The main problem solved is the one where a fire and a blocked fire escape combine to cause somebody’s death. The combination of the factors guarantees the outcome, but how bad you feel about the blocked fire escape depends on your estimate of what the chances of death would have been had the fire escape not been blocked.
Needless to say, this is a simplified example and the calculus helps you deal with continuous outcomes, not only binary outcomes.
The author defines three quantities: total effects, Net Direct Effects and Net Indirect Effects.
Let us say an extra year of education leads to higher salary through two paths, one because people pay up for better-educated people and one because the stuff you’ve learnt may help you perform better.
The author defines two quantities:
The Net Direct Effect of a year of education is how much more you will be paid if you skip the studying and go to the Bahamas, a friend sits the test in your lieu, you come back exactly as skilled and motivated as you left, but nobody finds out and as a result your employer pays up just because you got the degree.
The Net Indirect Effect is how much more than your pre-degree self people get paid who never got the degree but somehow have the same skills as you will have post degree.
“The total effect of an extra year of education is equal to the Net Direct Effect of an extra year of education MINUS the Net Indirect Effect of SKIPPING a year of education”

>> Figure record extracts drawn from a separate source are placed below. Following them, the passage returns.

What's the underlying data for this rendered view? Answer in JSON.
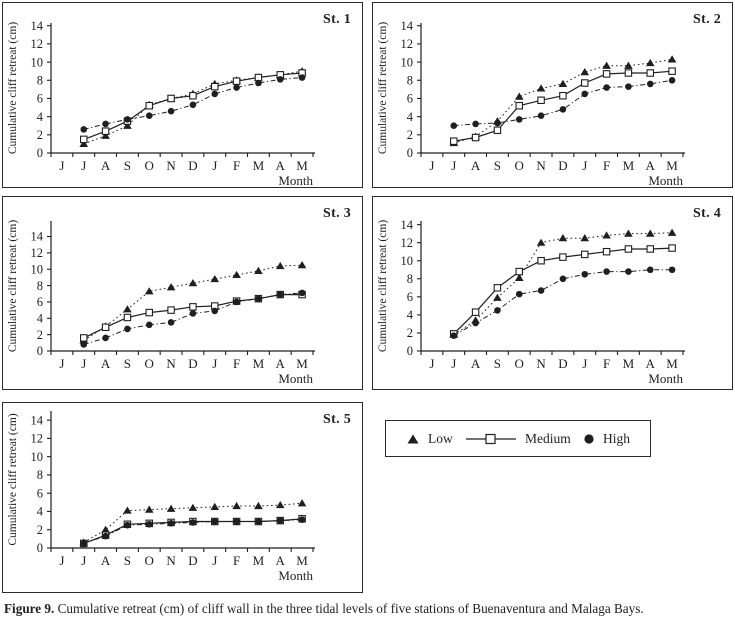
{
  "figure": {
    "caption_label": "Figure 9.",
    "caption_text": "Cumulative retreat (cm) of cliff wall in the three tidal levels of five stations of Buenaventura and Malaga Bays."
  },
  "colors": {
    "ink": "#1f1f1f",
    "background": "#ffffff"
  },
  "legend": {
    "position": "bottom-right",
    "items": [
      {
        "label": "Low",
        "marker": "filled-triangle",
        "line": "dotted"
      },
      {
        "label": "Medium",
        "marker": "open-square",
        "line": "solid"
      },
      {
        "label": "High",
        "marker": "filled-circle",
        "line": "dash-dot"
      }
    ]
  },
  "chart_data": [
    {
      "type": "line",
      "title": "St. 1",
      "xlabel": "Month",
      "ylabel": "Cumulative cliff retreat (cm)",
      "ylim": [
        0,
        14
      ],
      "ytick_step": 2,
      "grid": false,
      "categories": [
        "J",
        "J",
        "A",
        "S",
        "O",
        "N",
        "D",
        "J",
        "F",
        "M",
        "A",
        "M"
      ],
      "series": [
        {
          "name": "Low",
          "marker": "filled-triangle",
          "line": "dotted",
          "values": [
            null,
            1.0,
            1.9,
            3.0,
            5.3,
            6.0,
            6.5,
            7.6,
            8.0,
            8.3,
            8.6,
            9.0
          ]
        },
        {
          "name": "Medium",
          "marker": "open-square",
          "line": "solid",
          "values": [
            null,
            1.5,
            2.4,
            3.5,
            5.2,
            6.0,
            6.3,
            7.3,
            7.9,
            8.3,
            8.6,
            8.8
          ]
        },
        {
          "name": "High",
          "marker": "filled-circle",
          "line": "dash-dot",
          "values": [
            null,
            2.6,
            3.2,
            3.7,
            4.1,
            4.6,
            5.3,
            6.5,
            7.2,
            7.7,
            8.1,
            8.3
          ]
        }
      ]
    },
    {
      "type": "line",
      "title": "St. 2",
      "xlabel": "Month",
      "ylabel": "Cumulative cliff retreat (cm)",
      "ylim": [
        0,
        14
      ],
      "ytick_step": 2,
      "grid": false,
      "categories": [
        "J",
        "J",
        "A",
        "S",
        "O",
        "N",
        "D",
        "J",
        "F",
        "M",
        "A",
        "M"
      ],
      "series": [
        {
          "name": "Low",
          "marker": "filled-triangle",
          "line": "dotted",
          "values": [
            null,
            1.1,
            1.8,
            3.5,
            6.2,
            7.1,
            7.6,
            8.9,
            9.6,
            9.6,
            9.9,
            10.3
          ]
        },
        {
          "name": "Medium",
          "marker": "open-square",
          "line": "solid",
          "values": [
            null,
            1.3,
            1.7,
            2.5,
            5.2,
            5.8,
            6.3,
            7.7,
            8.7,
            8.8,
            8.8,
            9.0
          ]
        },
        {
          "name": "High",
          "marker": "filled-circle",
          "line": "dash-dot",
          "values": [
            null,
            3.0,
            3.2,
            3.3,
            3.7,
            4.1,
            4.8,
            6.5,
            7.2,
            7.3,
            7.6,
            8.0
          ]
        }
      ]
    },
    {
      "type": "line",
      "title": "St. 3",
      "xlabel": "Month",
      "ylabel": "Cumulative cliff retreat (cm)",
      "ylim": [
        0,
        14
      ],
      "ytick_step": 2,
      "grid": false,
      "categories": [
        "J",
        "J",
        "A",
        "S",
        "O",
        "N",
        "D",
        "J",
        "F",
        "M",
        "A",
        "M"
      ],
      "series": [
        {
          "name": "Low",
          "marker": "filled-triangle",
          "line": "dotted",
          "values": [
            null,
            1.3,
            3.0,
            5.1,
            7.3,
            7.8,
            8.3,
            8.8,
            9.3,
            9.8,
            10.4,
            10.5
          ]
        },
        {
          "name": "Medium",
          "marker": "open-square",
          "line": "solid",
          "values": [
            null,
            1.6,
            2.9,
            4.1,
            4.7,
            5.0,
            5.4,
            5.5,
            6.1,
            6.4,
            6.9,
            6.9
          ]
        },
        {
          "name": "High",
          "marker": "filled-circle",
          "line": "dash-dot",
          "values": [
            null,
            0.8,
            1.6,
            2.7,
            3.2,
            3.5,
            4.6,
            4.9,
            6.0,
            6.4,
            6.9,
            7.1
          ]
        }
      ]
    },
    {
      "type": "line",
      "title": "St. 4",
      "xlabel": "Month",
      "ylabel": "Cumulative cliff retreat (cm)",
      "ylim": [
        0,
        14
      ],
      "ytick_step": 2,
      "grid": false,
      "categories": [
        "J",
        "J",
        "A",
        "S",
        "O",
        "N",
        "D",
        "J",
        "F",
        "M",
        "A",
        "M"
      ],
      "series": [
        {
          "name": "Low",
          "marker": "filled-triangle",
          "line": "dotted",
          "values": [
            null,
            1.8,
            3.4,
            5.9,
            8.1,
            12.0,
            12.5,
            12.5,
            12.8,
            13.0,
            13.0,
            13.1
          ]
        },
        {
          "name": "Medium",
          "marker": "open-square",
          "line": "solid",
          "values": [
            null,
            1.9,
            4.3,
            7.0,
            8.8,
            10.0,
            10.4,
            10.7,
            11.0,
            11.3,
            11.3,
            11.4
          ]
        },
        {
          "name": "High",
          "marker": "filled-circle",
          "line": "dash-dot",
          "values": [
            null,
            1.7,
            3.1,
            4.5,
            6.3,
            6.7,
            8.0,
            8.5,
            8.8,
            8.8,
            9.0,
            9.0
          ]
        }
      ]
    },
    {
      "type": "line",
      "title": "St. 5",
      "xlabel": "Month",
      "ylabel": "Cumulative cliff retreat (cm)",
      "ylim": [
        0,
        14
      ],
      "ytick_step": 2,
      "grid": false,
      "categories": [
        "J",
        "J",
        "A",
        "S",
        "O",
        "N",
        "D",
        "J",
        "F",
        "M",
        "A",
        "M"
      ],
      "series": [
        {
          "name": "Low",
          "marker": "filled-triangle",
          "line": "dotted",
          "values": [
            null,
            0.6,
            2.0,
            4.1,
            4.2,
            4.3,
            4.4,
            4.5,
            4.6,
            4.6,
            4.7,
            4.9
          ]
        },
        {
          "name": "Medium",
          "marker": "open-square",
          "line": "solid",
          "values": [
            null,
            0.5,
            1.4,
            2.6,
            2.7,
            2.8,
            2.9,
            2.9,
            2.9,
            2.9,
            3.0,
            3.2
          ]
        },
        {
          "name": "High",
          "marker": "filled-circle",
          "line": "dash-dot",
          "values": [
            null,
            0.5,
            1.3,
            2.5,
            2.6,
            2.7,
            2.8,
            2.9,
            2.9,
            2.9,
            3.0,
            3.1
          ]
        }
      ]
    }
  ]
}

(not plus the Net Direct Effect of having it)
This equation is applied to the problem of the smoking gene and cancer and demolishes the excuses of anybody who has the infamous gene: they’d better quit smoking, bottom line, and the rest is talk!
Which lands you safely on chapter 10, the last chapter of the book, the one regarding artificial intelligence: can we teach a computer morals and should we do so?
It is, comfortably, the best chapter in the book!
Armed with the tools you’ve just mastered, you have no problem following the author’s argument: if we can teach a machine to think like a child and consider the consequences of taking or not taking actions and if we additionally give it license to test (again, like a child) the consequences of its actions, then we can answer our questions with a "yes."
For a machine that is equipped to ask "why" is a machine that we can count on to do the right thing and act as our moral compass.